2008 yaz tatilim bir hayli hareketli geçti dersem, siz de bana hak verirsiniz sanırım.
Yeni yolculuk Ankara üstü memleketimiz Yozgat'a. Bolu tüneli hizmete gireli ilk kez eski yolu kullanıyorum. Meğer o trafik keşmekeşi olmayınca, ne güzel manzaralarla karşılaşıyor insan.
İstanbul Ankara arası otoyol, memleketimizin diğer bütün vilayetleri arasında da olmalı diye düşünmeden edemiyorum. Avrupa ülkelerindeki durumdan az da olsa haberdar olmak hasebiyle derin bir aah çekiyorum.
Bir Karayolları çalışanının yıllar önce, yollar neden yapılmaz sorusuna verdiği cevabı garib diye tekrar hatırlıyorum. (Yollar biterse çalışanlar işsiz kalır demişti de!!)
Ankara başkent olmak dolayısıyla da olsa gerek, benim gibi transit geçenlerin, trafiğini ancak takdir edeceği bir konumda. Aynısını İstanbul içinde diliyorum.
Elmadağ, Kırıkkale derken, Yozgat sınırlarına giriyoruz. Güneşin yavaşça batmaya meylettiği bu vakitte toprağın renginin güzelliği beni cezbediyor. Aklıma Trabzon'daki emekli coğrafya öğretmeninin sözleri geliyor ve gayr-ı ihtiyari gözyaşlarımı siliyorum. Altın kafesteki bülbülün terennümü dökülüyor dudaklarımdan.
Gurbetin ne kadar ağır ve acımasız olduğunu bir kez daha hissediyorum.
Yozgat her seferinde biraz daha güzel ve çekici görünüyor gözüme. Sorgun bir vilayet görünümü arzediyor, seviniyorum.
Sarıkaya'da geceliyoruz. Kaplıcalarını her okuyucuma tavsiye ederim. Bir seferlik kaplıca ziyareti bile insanı tazeliyor.
Boğazlıyan kendi ilçem. Yeni kurulan şeker fabrikası dışında pek değişiklik yok gibi. Fakat bu, genelde bütün Anadolu ilçeleri için geçerli bir konu.
Köklü bir yeniden yapılanmaya ihtiyaç var gibi.
Kayseri'ye geçiyoruz. Oldum olası Kayseri, şehir olarak beni cezbetmiştir. Büyük ve mamur hali bunu bir kez daha tasdik ediyor.

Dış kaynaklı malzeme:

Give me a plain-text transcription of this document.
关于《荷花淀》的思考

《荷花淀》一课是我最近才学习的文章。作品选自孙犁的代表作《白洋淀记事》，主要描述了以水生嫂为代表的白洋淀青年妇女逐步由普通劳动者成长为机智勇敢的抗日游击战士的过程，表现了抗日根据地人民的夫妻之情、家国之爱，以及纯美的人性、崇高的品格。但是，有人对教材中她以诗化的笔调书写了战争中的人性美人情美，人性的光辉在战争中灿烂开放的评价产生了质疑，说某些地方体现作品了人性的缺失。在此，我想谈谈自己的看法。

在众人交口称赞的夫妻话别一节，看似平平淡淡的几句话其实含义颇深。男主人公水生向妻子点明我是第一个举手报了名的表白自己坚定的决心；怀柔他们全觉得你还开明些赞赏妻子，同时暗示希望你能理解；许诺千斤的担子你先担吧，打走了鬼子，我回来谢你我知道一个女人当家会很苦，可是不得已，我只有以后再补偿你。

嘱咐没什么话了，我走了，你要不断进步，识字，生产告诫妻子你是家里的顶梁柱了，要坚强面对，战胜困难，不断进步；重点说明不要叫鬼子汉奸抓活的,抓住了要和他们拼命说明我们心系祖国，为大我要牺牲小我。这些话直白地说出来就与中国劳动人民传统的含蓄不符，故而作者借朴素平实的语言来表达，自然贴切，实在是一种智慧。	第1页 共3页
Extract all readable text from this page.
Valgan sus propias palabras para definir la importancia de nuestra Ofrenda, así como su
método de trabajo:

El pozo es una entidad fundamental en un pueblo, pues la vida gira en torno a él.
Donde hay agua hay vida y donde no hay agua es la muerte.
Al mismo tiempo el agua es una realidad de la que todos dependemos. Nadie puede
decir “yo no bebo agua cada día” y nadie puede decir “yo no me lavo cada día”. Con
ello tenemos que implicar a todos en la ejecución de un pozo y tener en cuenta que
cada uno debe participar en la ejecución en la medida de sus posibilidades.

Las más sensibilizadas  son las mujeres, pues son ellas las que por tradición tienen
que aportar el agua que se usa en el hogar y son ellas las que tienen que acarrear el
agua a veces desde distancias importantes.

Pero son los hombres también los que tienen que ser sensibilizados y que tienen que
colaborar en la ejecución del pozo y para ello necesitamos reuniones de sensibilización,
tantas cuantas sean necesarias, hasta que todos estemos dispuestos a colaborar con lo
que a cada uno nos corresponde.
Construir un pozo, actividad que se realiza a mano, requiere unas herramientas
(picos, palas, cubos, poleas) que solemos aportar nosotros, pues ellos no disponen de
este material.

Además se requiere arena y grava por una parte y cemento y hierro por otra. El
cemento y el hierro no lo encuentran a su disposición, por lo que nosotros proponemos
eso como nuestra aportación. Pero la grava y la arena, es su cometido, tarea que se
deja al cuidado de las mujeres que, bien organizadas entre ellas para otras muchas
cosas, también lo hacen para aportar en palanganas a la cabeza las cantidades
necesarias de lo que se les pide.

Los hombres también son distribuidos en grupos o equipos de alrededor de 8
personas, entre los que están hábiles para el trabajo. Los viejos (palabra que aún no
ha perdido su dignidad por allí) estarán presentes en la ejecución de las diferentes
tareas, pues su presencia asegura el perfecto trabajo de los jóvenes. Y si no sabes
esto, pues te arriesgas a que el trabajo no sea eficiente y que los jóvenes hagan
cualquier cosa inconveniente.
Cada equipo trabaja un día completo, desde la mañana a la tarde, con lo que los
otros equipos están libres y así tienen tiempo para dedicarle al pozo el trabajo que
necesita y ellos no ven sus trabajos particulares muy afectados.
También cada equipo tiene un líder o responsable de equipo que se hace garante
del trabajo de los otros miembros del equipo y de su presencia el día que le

İlk kez Pınarbaşı ilçesini görme fırsatı buluyorum. Giderken yol bitmek bilmiyor. Maruf Uzunyayla'nın başladığı yeri görme ve ilginç hikayeler duyma imkanım oluyor. Şirin bir ilçe. Dönüşte sanki mesafe daha kısa gibi.
Uzun yıllardır kendime verdiğim ama bir türlü gerçekleştirme imkanı bulamadığım sözüm gereği Konya yolunu tutuyorum.
Yolculuğa Nevşehir üzeri devam etmeye karar veriyoruz. Böylece meşhur peri bacalarını görebliriz diye düşünüyorum. Ürgüp, Göreme, Zelve, açık hava müzesi, Nevşehir. Hayatımın unutamayacağım seyahati diyorum.
Aman Allahım!
Ne hoş bir izlenim bırakıyor bende, tarif edemem. Avrupa'da kaldığım çeyrek asırlık zaman zarfında bir çok ülke ve şehir gezme-görme imkanım oldu. İtiraf etmeliyim, hiçbiri beni buralar kadar etkilememiş ve mest etmemiştir. Bu nedenle Konya'yı da gördükten sonra, gez dünyayı gör Ürgüp-Nevşehiri diyesim gelmiştir. İmkan bulan kimselere buraları mutlaka görmelerini tavsiye ederim.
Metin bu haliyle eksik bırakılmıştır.